Take care my friend and thanks for sharing!
Otis Guillebeau from Auburn, Georgia


----------



## Stick486 (Jan 4, 2013)

@BernieW....

you need to change the word Fair in your title...
it is so misleading...


----------



## BernieW (Sep 12, 2006)

Thanks again to all. 

Otis my eyes are doing well. I am absolutely amazed. I don't wear glasses anymore except reading glasses for very small print like on bottles or when I work on clocks/watches which have some very fine/small parts. I can work on my computer, read the newspaper, doing woodworking, etc. The Doctor told me I was lucky because most people need reading glasses for computers or newspapers. I am happy and thank the Good Lord gave me a second chance at seeing as well as I do.
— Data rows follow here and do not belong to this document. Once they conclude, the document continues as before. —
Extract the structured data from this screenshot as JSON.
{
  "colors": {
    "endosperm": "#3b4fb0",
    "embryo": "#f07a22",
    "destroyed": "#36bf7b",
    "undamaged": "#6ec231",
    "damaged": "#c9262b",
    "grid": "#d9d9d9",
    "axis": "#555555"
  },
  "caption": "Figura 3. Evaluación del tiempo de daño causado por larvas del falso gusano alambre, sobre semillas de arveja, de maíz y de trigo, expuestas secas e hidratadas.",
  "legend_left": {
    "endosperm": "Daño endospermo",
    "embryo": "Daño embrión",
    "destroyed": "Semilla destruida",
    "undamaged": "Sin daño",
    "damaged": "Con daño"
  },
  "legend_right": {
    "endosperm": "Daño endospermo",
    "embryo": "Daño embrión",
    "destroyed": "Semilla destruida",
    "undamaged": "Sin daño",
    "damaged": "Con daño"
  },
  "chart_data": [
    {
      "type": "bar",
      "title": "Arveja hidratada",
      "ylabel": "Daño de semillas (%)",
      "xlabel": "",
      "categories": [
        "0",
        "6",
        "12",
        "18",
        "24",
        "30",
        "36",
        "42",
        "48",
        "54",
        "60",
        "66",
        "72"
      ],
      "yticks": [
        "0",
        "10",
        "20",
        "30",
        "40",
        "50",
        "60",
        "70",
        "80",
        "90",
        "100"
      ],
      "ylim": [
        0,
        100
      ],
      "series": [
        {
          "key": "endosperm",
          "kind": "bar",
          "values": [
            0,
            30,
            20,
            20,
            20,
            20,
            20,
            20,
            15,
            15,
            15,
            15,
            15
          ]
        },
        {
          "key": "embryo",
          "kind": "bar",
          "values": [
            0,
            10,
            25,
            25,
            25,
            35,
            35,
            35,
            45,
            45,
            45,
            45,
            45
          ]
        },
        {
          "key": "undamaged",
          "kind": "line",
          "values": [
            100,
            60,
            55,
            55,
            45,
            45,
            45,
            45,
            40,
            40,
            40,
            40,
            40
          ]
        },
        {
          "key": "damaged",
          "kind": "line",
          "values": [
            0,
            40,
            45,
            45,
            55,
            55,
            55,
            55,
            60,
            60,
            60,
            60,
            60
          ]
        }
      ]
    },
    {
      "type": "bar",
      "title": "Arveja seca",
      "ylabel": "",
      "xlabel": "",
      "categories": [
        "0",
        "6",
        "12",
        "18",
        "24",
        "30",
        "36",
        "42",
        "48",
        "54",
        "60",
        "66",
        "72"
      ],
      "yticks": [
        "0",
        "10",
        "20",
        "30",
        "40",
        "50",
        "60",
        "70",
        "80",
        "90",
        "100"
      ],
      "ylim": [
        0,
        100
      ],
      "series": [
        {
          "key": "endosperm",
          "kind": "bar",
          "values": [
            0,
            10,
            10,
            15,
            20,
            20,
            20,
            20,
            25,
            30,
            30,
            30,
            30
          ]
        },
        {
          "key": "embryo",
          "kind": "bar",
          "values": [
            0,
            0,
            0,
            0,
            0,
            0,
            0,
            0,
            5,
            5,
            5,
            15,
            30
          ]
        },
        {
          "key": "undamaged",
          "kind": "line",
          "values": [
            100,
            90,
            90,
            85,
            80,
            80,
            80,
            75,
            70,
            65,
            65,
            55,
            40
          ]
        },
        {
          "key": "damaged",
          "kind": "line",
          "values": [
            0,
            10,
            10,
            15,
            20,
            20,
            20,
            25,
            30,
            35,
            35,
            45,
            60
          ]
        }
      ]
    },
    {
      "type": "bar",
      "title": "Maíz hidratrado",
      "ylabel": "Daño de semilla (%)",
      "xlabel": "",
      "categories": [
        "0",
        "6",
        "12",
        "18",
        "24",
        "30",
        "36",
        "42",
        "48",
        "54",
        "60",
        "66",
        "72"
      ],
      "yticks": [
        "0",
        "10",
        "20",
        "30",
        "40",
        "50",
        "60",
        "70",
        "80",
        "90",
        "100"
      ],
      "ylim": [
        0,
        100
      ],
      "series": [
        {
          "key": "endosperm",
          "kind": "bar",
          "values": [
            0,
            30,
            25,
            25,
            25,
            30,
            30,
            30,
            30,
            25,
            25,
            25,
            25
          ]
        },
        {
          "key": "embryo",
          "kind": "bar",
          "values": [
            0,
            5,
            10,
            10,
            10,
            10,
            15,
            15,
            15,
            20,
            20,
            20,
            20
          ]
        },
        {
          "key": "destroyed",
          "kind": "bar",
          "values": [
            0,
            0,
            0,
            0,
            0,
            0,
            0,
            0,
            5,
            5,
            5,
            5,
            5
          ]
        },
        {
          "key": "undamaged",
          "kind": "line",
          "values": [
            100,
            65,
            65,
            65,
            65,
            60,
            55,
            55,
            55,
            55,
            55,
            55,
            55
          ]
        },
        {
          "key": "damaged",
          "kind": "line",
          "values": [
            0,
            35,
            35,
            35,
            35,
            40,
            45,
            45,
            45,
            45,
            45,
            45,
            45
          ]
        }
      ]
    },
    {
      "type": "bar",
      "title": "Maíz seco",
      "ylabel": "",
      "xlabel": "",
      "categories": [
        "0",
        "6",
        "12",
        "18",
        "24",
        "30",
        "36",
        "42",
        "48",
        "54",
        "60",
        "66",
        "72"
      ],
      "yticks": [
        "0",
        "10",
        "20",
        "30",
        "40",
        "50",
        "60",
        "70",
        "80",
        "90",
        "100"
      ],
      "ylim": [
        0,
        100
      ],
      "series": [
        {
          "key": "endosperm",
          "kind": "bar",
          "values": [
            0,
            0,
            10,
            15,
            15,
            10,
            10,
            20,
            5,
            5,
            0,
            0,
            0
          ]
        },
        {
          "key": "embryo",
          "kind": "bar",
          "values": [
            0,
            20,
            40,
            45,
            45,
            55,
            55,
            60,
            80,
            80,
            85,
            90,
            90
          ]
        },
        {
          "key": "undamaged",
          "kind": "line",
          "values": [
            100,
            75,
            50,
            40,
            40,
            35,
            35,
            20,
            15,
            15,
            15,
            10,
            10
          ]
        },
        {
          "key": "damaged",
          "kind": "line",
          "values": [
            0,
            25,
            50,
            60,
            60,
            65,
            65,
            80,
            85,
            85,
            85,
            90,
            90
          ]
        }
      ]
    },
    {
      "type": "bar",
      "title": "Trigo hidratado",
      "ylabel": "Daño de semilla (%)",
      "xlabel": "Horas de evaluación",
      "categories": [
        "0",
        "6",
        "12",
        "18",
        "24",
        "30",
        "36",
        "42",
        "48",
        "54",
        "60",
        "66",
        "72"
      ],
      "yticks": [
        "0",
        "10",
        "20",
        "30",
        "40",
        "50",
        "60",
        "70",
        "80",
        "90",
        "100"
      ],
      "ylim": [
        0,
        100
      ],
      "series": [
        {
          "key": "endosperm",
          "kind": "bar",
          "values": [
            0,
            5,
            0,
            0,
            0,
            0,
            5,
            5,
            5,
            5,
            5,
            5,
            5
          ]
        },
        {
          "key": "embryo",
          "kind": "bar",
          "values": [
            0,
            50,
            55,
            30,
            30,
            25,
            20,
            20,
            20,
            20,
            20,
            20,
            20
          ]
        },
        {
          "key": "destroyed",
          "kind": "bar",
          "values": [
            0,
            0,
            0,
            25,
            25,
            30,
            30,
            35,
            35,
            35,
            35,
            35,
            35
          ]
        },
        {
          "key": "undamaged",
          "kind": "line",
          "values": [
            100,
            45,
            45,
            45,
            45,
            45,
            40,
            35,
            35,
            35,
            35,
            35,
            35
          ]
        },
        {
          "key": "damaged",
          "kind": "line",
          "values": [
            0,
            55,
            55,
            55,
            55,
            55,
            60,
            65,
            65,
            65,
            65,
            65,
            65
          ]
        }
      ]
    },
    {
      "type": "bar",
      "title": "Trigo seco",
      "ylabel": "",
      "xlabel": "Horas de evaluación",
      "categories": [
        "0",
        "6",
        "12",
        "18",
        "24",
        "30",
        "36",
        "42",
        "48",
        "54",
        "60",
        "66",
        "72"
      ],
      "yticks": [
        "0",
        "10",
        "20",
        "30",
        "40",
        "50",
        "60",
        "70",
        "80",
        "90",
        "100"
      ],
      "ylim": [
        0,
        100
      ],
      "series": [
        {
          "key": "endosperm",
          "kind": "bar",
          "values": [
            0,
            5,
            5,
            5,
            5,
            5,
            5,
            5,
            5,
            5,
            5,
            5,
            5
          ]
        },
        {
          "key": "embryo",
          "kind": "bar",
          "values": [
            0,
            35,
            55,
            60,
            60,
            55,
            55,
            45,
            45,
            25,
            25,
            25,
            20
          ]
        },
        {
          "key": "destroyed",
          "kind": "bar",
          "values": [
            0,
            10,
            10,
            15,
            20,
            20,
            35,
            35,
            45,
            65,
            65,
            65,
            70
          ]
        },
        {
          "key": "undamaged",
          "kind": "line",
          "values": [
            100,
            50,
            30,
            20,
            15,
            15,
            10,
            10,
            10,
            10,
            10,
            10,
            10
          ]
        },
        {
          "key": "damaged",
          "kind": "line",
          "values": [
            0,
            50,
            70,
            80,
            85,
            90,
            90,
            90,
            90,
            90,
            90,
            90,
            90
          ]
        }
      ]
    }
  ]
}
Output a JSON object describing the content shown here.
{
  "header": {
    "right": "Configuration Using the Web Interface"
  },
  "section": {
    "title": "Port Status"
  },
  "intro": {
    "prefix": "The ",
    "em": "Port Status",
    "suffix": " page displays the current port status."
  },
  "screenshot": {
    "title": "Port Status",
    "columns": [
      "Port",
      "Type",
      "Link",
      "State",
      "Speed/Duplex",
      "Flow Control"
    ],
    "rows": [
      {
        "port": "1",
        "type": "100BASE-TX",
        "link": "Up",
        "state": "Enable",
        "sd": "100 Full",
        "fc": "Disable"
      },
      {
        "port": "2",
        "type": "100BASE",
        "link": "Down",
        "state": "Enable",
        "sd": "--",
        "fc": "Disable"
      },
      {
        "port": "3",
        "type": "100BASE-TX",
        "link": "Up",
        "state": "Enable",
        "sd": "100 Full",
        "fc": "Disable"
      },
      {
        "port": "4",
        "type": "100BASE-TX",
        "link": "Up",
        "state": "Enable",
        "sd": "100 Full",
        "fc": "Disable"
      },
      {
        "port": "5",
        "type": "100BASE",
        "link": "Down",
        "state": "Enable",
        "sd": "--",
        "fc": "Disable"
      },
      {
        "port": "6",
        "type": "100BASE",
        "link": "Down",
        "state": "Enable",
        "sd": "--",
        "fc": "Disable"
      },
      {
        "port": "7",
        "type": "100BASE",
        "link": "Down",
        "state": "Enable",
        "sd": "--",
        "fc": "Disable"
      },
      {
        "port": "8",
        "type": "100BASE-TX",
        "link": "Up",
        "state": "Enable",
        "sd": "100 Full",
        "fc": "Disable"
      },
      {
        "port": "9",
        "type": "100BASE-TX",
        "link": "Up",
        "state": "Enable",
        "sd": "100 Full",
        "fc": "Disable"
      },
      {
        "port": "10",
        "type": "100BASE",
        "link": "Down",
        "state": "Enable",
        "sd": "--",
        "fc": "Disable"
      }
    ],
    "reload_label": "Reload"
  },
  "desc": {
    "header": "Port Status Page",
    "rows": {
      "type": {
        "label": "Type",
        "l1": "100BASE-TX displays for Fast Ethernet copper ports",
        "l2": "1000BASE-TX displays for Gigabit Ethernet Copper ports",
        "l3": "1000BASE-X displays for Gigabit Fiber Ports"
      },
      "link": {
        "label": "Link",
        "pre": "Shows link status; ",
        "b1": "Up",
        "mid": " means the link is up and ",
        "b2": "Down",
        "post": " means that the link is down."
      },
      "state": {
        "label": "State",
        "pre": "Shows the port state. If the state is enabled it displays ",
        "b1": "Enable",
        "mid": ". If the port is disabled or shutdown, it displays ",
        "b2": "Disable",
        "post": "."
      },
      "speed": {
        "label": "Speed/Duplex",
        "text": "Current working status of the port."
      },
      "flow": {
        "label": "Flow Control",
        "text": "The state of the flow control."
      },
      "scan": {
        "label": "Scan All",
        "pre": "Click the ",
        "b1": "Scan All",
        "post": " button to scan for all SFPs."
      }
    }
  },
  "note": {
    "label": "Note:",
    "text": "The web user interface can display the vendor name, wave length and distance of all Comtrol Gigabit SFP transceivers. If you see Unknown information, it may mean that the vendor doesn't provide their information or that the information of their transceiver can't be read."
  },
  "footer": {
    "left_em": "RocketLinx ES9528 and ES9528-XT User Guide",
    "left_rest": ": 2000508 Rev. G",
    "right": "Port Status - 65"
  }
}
Stick I changed the word fair. It was actually the Sherman County 4-H fair and I entered into the open class so we don't compete with the 4-H kids. I think there was about 38 to 40 entries in the open class.


----------



## Stick486 (Jan 4, 2013)

BernieW said:


> Stick I changed the word fair. It was actually the Sherman County 4-H fair and I entered into the open class so we don't compete with the 4-H kids. I think there was about 38 to 40 entries in the open class.


1st impression for Fair turnings was level of craftsmanship...
and here I see a better/higher level of best.....


----------



## Herb Stoops (Aug 28, 2012)

Cherryville Chuck said:


> Congratulations Bernie. A well deserved honor.


+1 to what Charles said.
Herb


----------



## Mike (Nov 22, 2004)

Thanks for the tip Bernie, I think I am going to have to order some.


----------



## MEBCWD (Jan 14, 2012)

Bernie,

Great job as always. I'll have to try the EM6000 water based lacquer.

Glad you are enjoying being able to see again.


----------



## Multiwood (Feb 24, 2013)

Good thing you listened to your Grandson Bernie. Very Nice!!


----------



## BernieW (Sep 12, 2006)

Thanks again to all.


----------



## papasombre (Sep 22, 2011)

Good for you, Bernie. and for your grandson, too.


----------



## BernieW (Sep 12, 2006)

Thanks Alexis.


----------